Much like Andy looked at the world with a wide-eyed optimism, Mr. Carell conveys a calm sense of peace and happiness as he explains why his role choices are so often positive characters.
"I tend to gravitate toward things that lack cynicism," says Mr. Carell, who is currently writing his first script since "Virgin." "I feel there is so much cynicism on a daily basis, and I get tired of it. I like things that are even vaguely hopeful. You look at a movie like [his acclaimed 2006 sleeper hit] 'Little Miss Sunshine,' and it doesn't necessarily end happily, but it ends hopefully. Which isn't to say they're all going to be best friends from there on out, but there's going to be change, and there's going to be a better life for those people from there on out. I like that."
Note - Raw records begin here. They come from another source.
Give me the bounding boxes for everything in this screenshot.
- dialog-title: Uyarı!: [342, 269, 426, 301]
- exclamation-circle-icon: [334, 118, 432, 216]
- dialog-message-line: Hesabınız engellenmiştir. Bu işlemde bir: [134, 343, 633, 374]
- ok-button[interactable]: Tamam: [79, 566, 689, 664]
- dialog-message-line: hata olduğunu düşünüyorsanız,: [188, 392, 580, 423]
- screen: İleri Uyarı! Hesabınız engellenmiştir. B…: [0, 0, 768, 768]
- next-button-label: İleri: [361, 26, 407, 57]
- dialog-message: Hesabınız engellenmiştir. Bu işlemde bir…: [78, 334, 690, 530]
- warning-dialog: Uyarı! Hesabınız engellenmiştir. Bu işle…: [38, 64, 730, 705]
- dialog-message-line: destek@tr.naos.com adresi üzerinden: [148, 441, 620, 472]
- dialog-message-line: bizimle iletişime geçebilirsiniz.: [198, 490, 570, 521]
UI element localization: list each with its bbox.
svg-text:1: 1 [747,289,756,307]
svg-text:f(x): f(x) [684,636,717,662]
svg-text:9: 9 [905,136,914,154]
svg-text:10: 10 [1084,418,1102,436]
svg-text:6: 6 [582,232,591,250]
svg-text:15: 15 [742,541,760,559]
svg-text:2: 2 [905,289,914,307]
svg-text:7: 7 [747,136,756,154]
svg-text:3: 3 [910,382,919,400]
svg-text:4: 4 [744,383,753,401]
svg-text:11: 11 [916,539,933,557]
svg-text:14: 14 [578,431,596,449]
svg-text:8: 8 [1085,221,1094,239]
Even while playing the thoughtlessly cruel Trent in "The Way, Way Back," Mr. Carell tried — in keeping with his belief that "I don't think everyone is as mean or as nice as you think they are" — to find the root causes behind the character's distant exterior. "I think he thinks he is providing a service to this 14-year-old kid, but when you examine it, he's doing great damage to this kid's psyche," explains Mr. Carell. "But I don't think he has a bad heart, or is a bad person. That's always intriguing to play, to approach it not as a villain but as someone who has troubles and probably didn't have the best upbringing himself. It's kind of sad when people are trying to be a certain way but just don't have the capability to do what they need to do."
In the end, despite all the hit movies and an iconic TV series and many more successes no doubt headed his way, it isn't Hollywood that drives Mr. Carell and gives him purpose in life.
"The most important things to me are my wife and children, truly," says Mr. Carell. "At the end of my life, when all is said and done, that's what I'm going to reflect on when I look back on my life. Not what roles I did, what movies or TV shows, so that's it for me. I love this job, but no matter where I am I can't wait to get back home."